Mitte September gewann Steffen Warias das Straßenradrennen der Paralympischen Spiele. Im Rückblick auf seine zwei Wochen in Rio erinnert sich der Tübinger Goldmedaillengewinner aber auch an hilfsbereite Menschen, Gänsehaut-Momente und Sprachbarrieren.

01.10.2016

Von David Scheu

Wer hat die Kokosnuss, wer hat die Kokosnuss geklaut? Steffen Warias hat es jedenfalls genossen, aus der Tropenfrucht zu trinken. Privatbilder

Wer hat die Kokosnuss, wer hat die Kokosnuss geklaut? Steffen Warias hat es jedenfalls genossen, aus der Tropenfrucht zu trinken. Privatbilder

Tübingen. Was fällt Steffen Warias als erstes ein, wenn er an Rio zurück denkt? Er muss Abbitte leisten: „Die Organisation und Logistik war viel besser als erwartet.“ Kurz vor seinem Abflug nach Rio hatte er im Gespräch mit dem TAGBLATT noch Bedenken geäußert, in der Öffentlichkeit war viel vom Chaos in Brasilien die Rede. „Stimmt nicht, das war fast vergleichbar mit London“, sagt Warias, nennt dann aber doch ein kleines Manko: „Die Transportzeiten sind schon sehr lange, Rio ist halt eine ziemlich große Stadt.“ Eigentlich, sagt Warias, sei sein Fahrrad der schnellste Weg gewesen, um von A nach B zu kommen. Beispiel: Mit dem Taxi ging’s nach dem Olympiasieg zur Belohnung vom olympischen Dorf zur Christusstatue. Fahrtzeit: knapp zwei Stunden pro Strecke. Gelohnt hat sich’s trotzdem: „Der Blick von das oben ist schon atemberaubend“, sagt Warias. Zwei weitere Highlights nennt er, die beide ganz am Anfang seiner Zeit in Rio standen. Zunächst natürlich wie erwartet die Eröffnungsfeier, die er in London noch verpasst hatte.

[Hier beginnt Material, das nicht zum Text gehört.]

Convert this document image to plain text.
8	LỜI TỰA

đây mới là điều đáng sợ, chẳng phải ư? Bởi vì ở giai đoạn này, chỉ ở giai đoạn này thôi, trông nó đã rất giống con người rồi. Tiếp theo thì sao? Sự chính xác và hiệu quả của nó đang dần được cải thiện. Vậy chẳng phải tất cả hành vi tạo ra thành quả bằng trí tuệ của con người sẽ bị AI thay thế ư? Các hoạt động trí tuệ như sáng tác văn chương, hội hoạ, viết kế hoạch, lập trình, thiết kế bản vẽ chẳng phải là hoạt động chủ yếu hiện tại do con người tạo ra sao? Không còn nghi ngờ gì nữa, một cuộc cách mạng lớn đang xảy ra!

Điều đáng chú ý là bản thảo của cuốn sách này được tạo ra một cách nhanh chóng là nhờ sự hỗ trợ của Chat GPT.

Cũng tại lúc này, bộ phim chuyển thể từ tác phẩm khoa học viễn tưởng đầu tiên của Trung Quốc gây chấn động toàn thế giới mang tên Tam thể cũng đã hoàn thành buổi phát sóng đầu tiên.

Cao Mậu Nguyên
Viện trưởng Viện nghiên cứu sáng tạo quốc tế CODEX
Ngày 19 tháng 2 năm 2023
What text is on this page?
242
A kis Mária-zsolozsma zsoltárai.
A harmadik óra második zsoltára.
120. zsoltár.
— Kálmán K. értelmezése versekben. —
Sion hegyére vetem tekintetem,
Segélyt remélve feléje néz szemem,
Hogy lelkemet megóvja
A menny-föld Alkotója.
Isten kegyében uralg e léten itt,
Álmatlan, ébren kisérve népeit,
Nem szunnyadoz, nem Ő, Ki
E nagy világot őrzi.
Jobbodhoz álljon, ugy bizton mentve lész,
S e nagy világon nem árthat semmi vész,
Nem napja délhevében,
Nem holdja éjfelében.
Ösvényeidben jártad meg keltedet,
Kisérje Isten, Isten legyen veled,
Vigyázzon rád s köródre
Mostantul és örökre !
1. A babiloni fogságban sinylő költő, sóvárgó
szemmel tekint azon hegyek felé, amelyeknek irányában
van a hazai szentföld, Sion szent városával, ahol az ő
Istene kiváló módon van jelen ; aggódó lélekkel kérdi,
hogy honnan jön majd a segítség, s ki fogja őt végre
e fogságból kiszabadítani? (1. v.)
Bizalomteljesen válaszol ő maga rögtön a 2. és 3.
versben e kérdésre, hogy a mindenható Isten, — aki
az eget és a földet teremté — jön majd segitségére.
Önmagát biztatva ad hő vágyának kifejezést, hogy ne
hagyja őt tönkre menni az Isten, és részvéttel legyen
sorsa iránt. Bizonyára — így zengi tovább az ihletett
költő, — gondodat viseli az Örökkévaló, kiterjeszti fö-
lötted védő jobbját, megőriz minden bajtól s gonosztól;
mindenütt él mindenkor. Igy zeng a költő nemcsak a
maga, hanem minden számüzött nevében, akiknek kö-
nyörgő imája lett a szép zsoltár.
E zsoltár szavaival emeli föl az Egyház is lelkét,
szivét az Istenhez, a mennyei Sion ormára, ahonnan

Alphabetisch ging’s für die Nationen ins Maracana-Stadion – und da Deutschland in der brasilianischen Amtssprache Portugiesisch ziemlich am Anfang kommt (Alemanha), musste Warias auch nicht zu lange warten. „Wir sind davor aber etwa zehn Minuten im Tunnel gestanden und haben schon ein bisschen was vom Stadion gesehen und gehört. Das sind Gänsehaut-Momente, die du nicht vergisst.“ Ein zweiter, ganz ungeplanter Höhepunkt: das Treffen mit dem Chef. Zwei Tage vor der Eröffnungszeremonie saß der 31-jährige Tübinger nämlich im Essenszelt auf einmal ganz zufällig am gleichen Tisch wie Sir Philip Craven, seines Zeichens Präsident des Internationalen Paralympischen Komitees. Kurzer Small-Talk mit einem Lob für die Organisation der Spiele, dann war der Teller auch schon leer.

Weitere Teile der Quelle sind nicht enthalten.